Baylor fell to 11-6, 1-4 despite BU’s two NBA prospects, Cameron Carr and Tounde Yessoufou, scoring 24 and 20 points respectively.
“Watching him tonight — and I was in the arena — you can normally say, ‘Hey, do not let a guy get to a spot,’” Roberts continued. “Well, everywhere on the floor is his spot. He can hit every shot.
“He can make a 3. He can make a floater. I saw him make a 9-foot baseline jumper over a 6-10 guy. It doesn’t matter. He can play through contact. He finishes three-point plays. Obviously he’s a terrific passer, too. He can do so many things on the floor.”
Roberts continued: “The thing that’s crazy about it, it looks like he’s not sweating, like it’s taking no effort. The way he does it, he’s so smooth.”
Roberts, who said Peterson’s game might be best compared to the late NBA great Kobe Bryant, on Friday praised Peterson’s body language.

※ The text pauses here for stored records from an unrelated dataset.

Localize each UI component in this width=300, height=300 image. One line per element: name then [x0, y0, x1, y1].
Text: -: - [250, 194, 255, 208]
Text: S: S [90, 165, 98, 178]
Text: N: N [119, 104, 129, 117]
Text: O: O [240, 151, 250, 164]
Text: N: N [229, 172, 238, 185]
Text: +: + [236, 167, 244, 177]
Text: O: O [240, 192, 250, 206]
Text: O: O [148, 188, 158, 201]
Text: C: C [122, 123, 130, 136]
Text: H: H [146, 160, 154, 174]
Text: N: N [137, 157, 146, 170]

“Tonight in the game when he was heating it up and scoring and killing, he never talked smack. He didn’t do any of that. He stayed focused on the game. I think that’s a great level of maturity he’s showing on how good he really is,” Roberts said.
ESPN analyst Myron Medcalf commented on X after watching Peterson star against the Bears.
“I haven’t seen a player with Darryn Peterson’s feel for the game, instincts and shot-making capabilities at this level since KD (Kevin Durant),” Medcalf wrote. “He gets any shot he wants, when he wants and it’s always a good shot because he takes it. Just makes the game look so easy. Rare for a teenager.”
Gary Parrish of CBS Sports wrote in an article after the game: “Friday marked the first time Kansas and Baylor have played each other without at least one of them being ranked in the Associated Press top 25 poll since December 1966. Regardless, the game will go down as one of the more memorable ones in the series, if only because it’ll forever be the one in which Darryn Peterson — in prime time on a big network stage — showed everybody why most project him to be the No. 1 pick in the 2026 NBA Draft.”
The only concern about Peterson’s play thus far his freshman season has been the fact he has not finished a game and missed some games completely because of various ailments. Those include a hamstring strain, quad issue and the current problem of cramps.
Peterson played just seven minutes the final half against Baylor (scoring six points on 3-of-3 shooting) and missed the final eight minutes.
“Despite all of that frustration (and confusion), there was never a moment when any person I communicated with at the NBA level expressed any real concern or wavered from the idea, provided they previously held it, that Peterson is the best prospect in the class,” Parrish wrote.
The FOX Sports announcers who broadcast Friday’s game were mighty impressed with Peterson.
“Haha! Ball. Player,” play by play announcer Gus Johnson bellowed after a first-half bucket of Peterson.
Noted FOX analyst Jim Jackson: “Some people just move different. That’s what Darryn Peterson has. He just moves a lot different than a normal freshman … this kid is just smooth.”
After the game, KU coach Bill Self said of Peterson’s scoring outburst (as well as a perfect lob pass to Flory Bidunga for a dunk): “That was fun to watch.”
Self discussed the ongoing cramping problem in his postgame radio interview with Greg Gurley.
“You know, DP for 19 minutes was the best player in America,” Self said. “We still haven’t figured it out, though, but hopefully, somehow or another, the light will come on and we can get him playing in the second half. But gosh, he was special there for a while.”